Former foreign minister and NSW Premier Bob Carr spoke all about the Hunter during a visit to Kurri on Friday.
The longest continuously serving Premier of the state addressed about 40 people at a morning tea at the Kurri Anglican Church Hall.
Mr Carr was already in the area after the a trip to Maitland Library about his book Diary of a Foreign Minister.
So he contacted Cessnock MP Clayton Barr about organising the event, as Mr Carr said he has “a lot of respect for the local MPs” in the Hunter.
Mr Carr spoke about his present work as director of the Australia China Relations Institute at the University of Technology Sydney.
He said China’s middle class would grow by about 850 million people by 2030 and that the Hunter had a role to play in servicing that growth.
Mr Carr said he expected services, food, wine, coal and hosting students and tourists were the industries he expected would cater for that in the Hunter.
But Mr Carr did say that Hunter coal would become lesser of a provider to China.
“China’s still out biggest [coal] market, but we’ve got to plan for when that’s not the case,” he said.
Mr Carr said one of his main missions when he first became NSW opposition leader in 1988 was to win back the Hunter.
He spent a considerable amount of time trying to do that.
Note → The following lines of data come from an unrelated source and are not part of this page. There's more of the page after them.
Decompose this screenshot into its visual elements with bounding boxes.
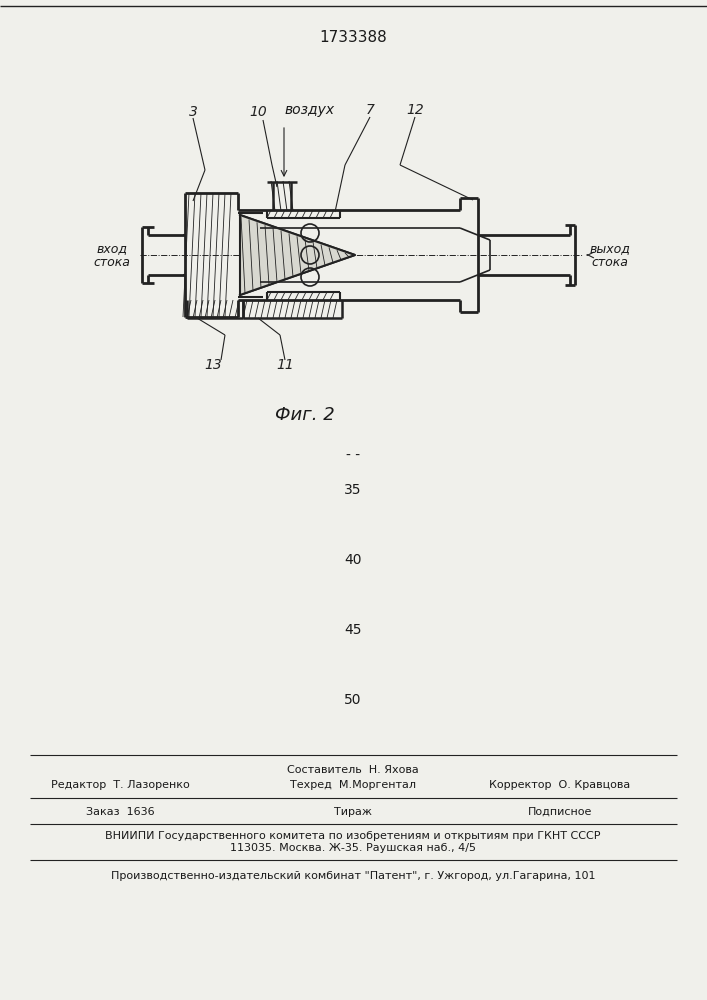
Polygon shape (240, 215, 355, 295)
Text: 11: 11 (276, 358, 294, 372)
Text: 50: 50 (344, 693, 362, 707)
Text: Составитель  Н. Яхова: Составитель Н. Яхова (287, 765, 419, 775)
Text: ВНИИПИ Государственного комитета по изобретениям и открытиям при ГКНТ СССР: ВНИИПИ Государственного комитета по изоб… (105, 831, 601, 841)
Text: воздух: воздух (285, 103, 335, 117)
Text: вход: вход (96, 242, 127, 255)
Text: - -: - - (346, 448, 360, 462)
Text: стока: стока (592, 256, 629, 269)
Text: Подписное: Подписное (528, 807, 592, 817)
Text: 45: 45 (344, 623, 362, 637)
Text: Заказ  1636: Заказ 1636 (86, 807, 154, 817)
Text: 1733388: 1733388 (319, 30, 387, 45)
Text: 10: 10 (249, 105, 267, 119)
Text: 40: 40 (344, 553, 362, 567)
Text: Фиг. 2: Фиг. 2 (275, 406, 335, 424)
Text: Техред  М.Моргентал: Техред М.Моргентал (290, 780, 416, 790)
Text: 113035. Москва. Ж-35. Раушская наб., 4/5: 113035. Москва. Ж-35. Раушская наб., 4/5 (230, 843, 476, 853)
Text: Производственно-издательский комбинат "Патент", г. Ужгород, ул.Гагарина, 101: Производственно-издательский комбинат "П… (111, 871, 595, 881)
Text: 3: 3 (189, 105, 197, 119)
Text: Тираж: Тираж (334, 807, 372, 817)
Text: Редактор  Т. Лазоренко: Редактор Т. Лазоренко (51, 780, 189, 790)
Text: стока: стока (93, 256, 130, 269)
Text: Корректор  О. Кравцова: Корректор О. Кравцова (489, 780, 631, 790)
Text: 35: 35 (344, 483, 362, 497)
Text: 7: 7 (366, 103, 375, 117)
Text: 12: 12 (406, 103, 424, 117)
Text: 13: 13 (204, 358, 222, 372)
Text: выход: выход (590, 242, 631, 255)
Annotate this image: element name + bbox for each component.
“This is my old hunting ground,” he said.
“I’ve spent a lot of time here.
“I virtually lived here when I was opposition leader. It’s lovely to be back.
The former senator also took questions from the floor, which covered topics such as protecting Aboriginal sites, greyhound racing, the way the state was going and threats to National Parks.
Cessnock MP Clayton Barr said it was great to have Mr Carr in the area and the morning tea was a fantastic opportunity for locals to engage with him on a personal level.
“It was pretty wonderful to have someone of his knowledge and expertise in the local community,” he said.
“He was talking directly with the people. More former politicians should make themselves available to do that.”